Speeding drivers learn too slow

ORANGE residents were far worse in 2013 when it came to speeding in school zones, with about 281 drivers booked in the Orange local government area - an 84 per cent increase from 2012 when 153 drivers were fined. 

The most common offenders when it comes to speeding in school zones, are parents whose children go to the school Leading Senior Constable Wes Bush said. 

The increase in fines was not necessarily because Orange drivers were becoming more complacent, Senior Constable Bush said, rather Orange highway patrol had been “actively” targeting school zones. 

As 40 km/h school zones kick into force from Tuesday, Senior Constable Bush urged people to slow down and pay attention to school zone signage.

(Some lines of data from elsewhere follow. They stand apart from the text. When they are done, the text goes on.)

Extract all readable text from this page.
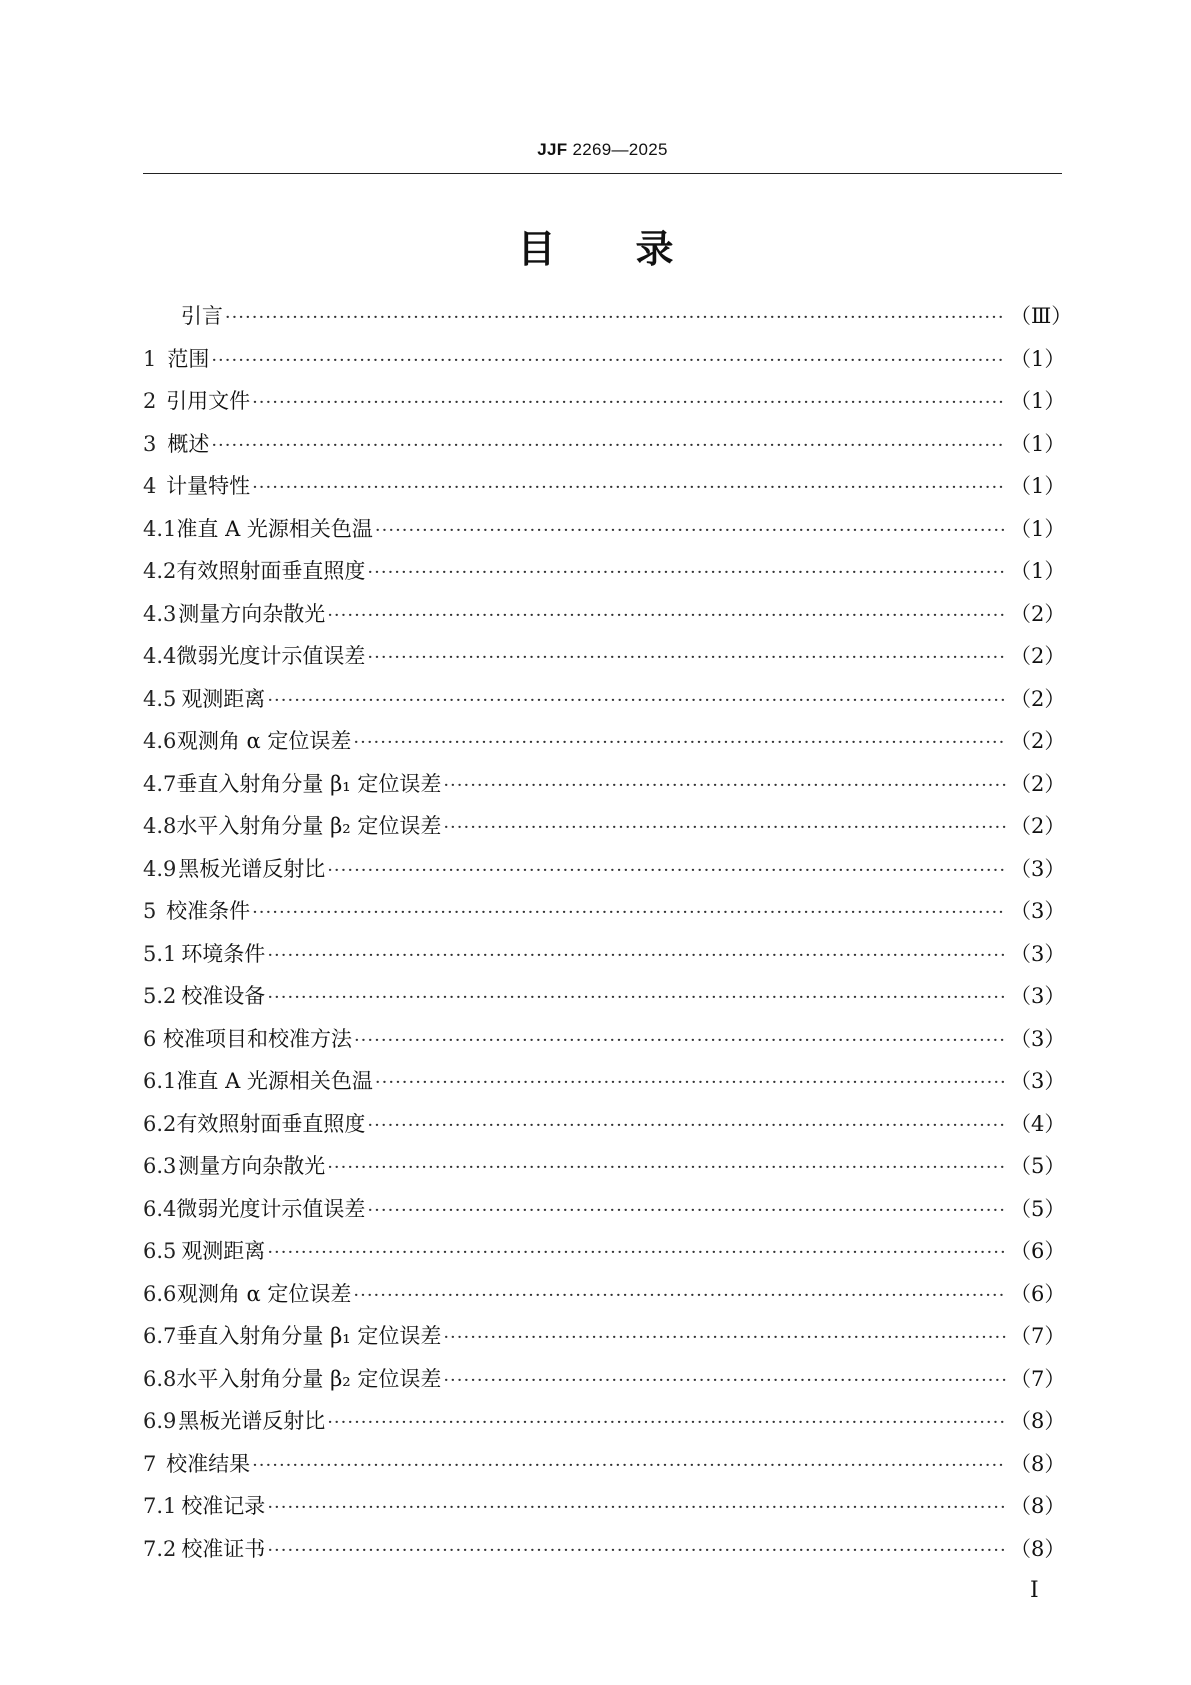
JJF 2269—2025
目录
引言 ·····	（Ⅲ）
1 范围 ·····	（1）
2 引用文件 ·····	（1）
3 概述 ·····	（1）
4 计量特性 ·····	（1）
4.1 准直 A 光源相关色温 ·····	（1）
4.2 有效照射面垂直照度 ·····	（1）
4.3 测量方向杂散光 ·····	（2）
4.4 微弱光度计示值误差 ·····	（2）
4.5 观测距离 ·····	（2）
4.6 观测角 α 定位误差 ·····	（2）
4.7 垂直入射角分量 β₁ 定位误差 ·····	（2）
4.8 水平入射角分量 β₂ 定位误差 ·····	（2）
4.9 黑板光谱反射比 ·····	（3）
5 校准条件 ·····	（3）
5.1 环境条件 ·····	（3）
5.2 校准设备 ·····	（3）
6 校准项目和校准方法 ·····	（3）
6.1 准直 A 光源相关色温 ·····	（3）
6.2 有效照射面垂直照度 ·····	（4）
6.3 测量方向杂散光 ·····	（5）
6.4 微弱光度计示值误差 ·····	（5）
6.5 观测距离 ·····	（6）
6.6 观测角 α 定位误差 ·····	（6）
6.7 垂直入射角分量 β₁ 定位误差 ·····	（7）
6.8 水平入射角分量 β₂ 定位误差 ·····	（7）
6.9 黑板光谱反射比 ·····	（8）
7 校准结果 ·····	（8）
7.1 校准记录 ·····	（8）
7.2 校准证书 ·····	（8）
Ⅰ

“There’s plenty of signs around, flashing lights, road markings,” he said. 

“They’re prominent and it is easy to tell so there’s no excuse.”

He said people should be reminded one  extra demerit point applied to any infringement notice given to a driver in a school zone. 

Failure to adhere to school zone speed limits could be costly for motorists, with fines up to $425 for exceeding the zone by under 10 km/h and a loss of two demerit points. 

Exceeding the speed limit over 10 kmh could result in a loss of four demerit points and a $531 fine.

The 40 km/h school zones operate from 8am to 9:30am and 2:30pm to 4pm.

Orange and Cabonne Road Safety Officer Andrea Hamilton-Vaughan said the 40 km/h school zone speed limit must be observed even if school children can’t be seen.

“A safe return to school can be achieved if everyone plays a role to protect school children,” Andrea Hamilton-Vaughan said.

Orange drivers gave the government about $533,000 worth of fines for speeding in a school zone in the last financial year.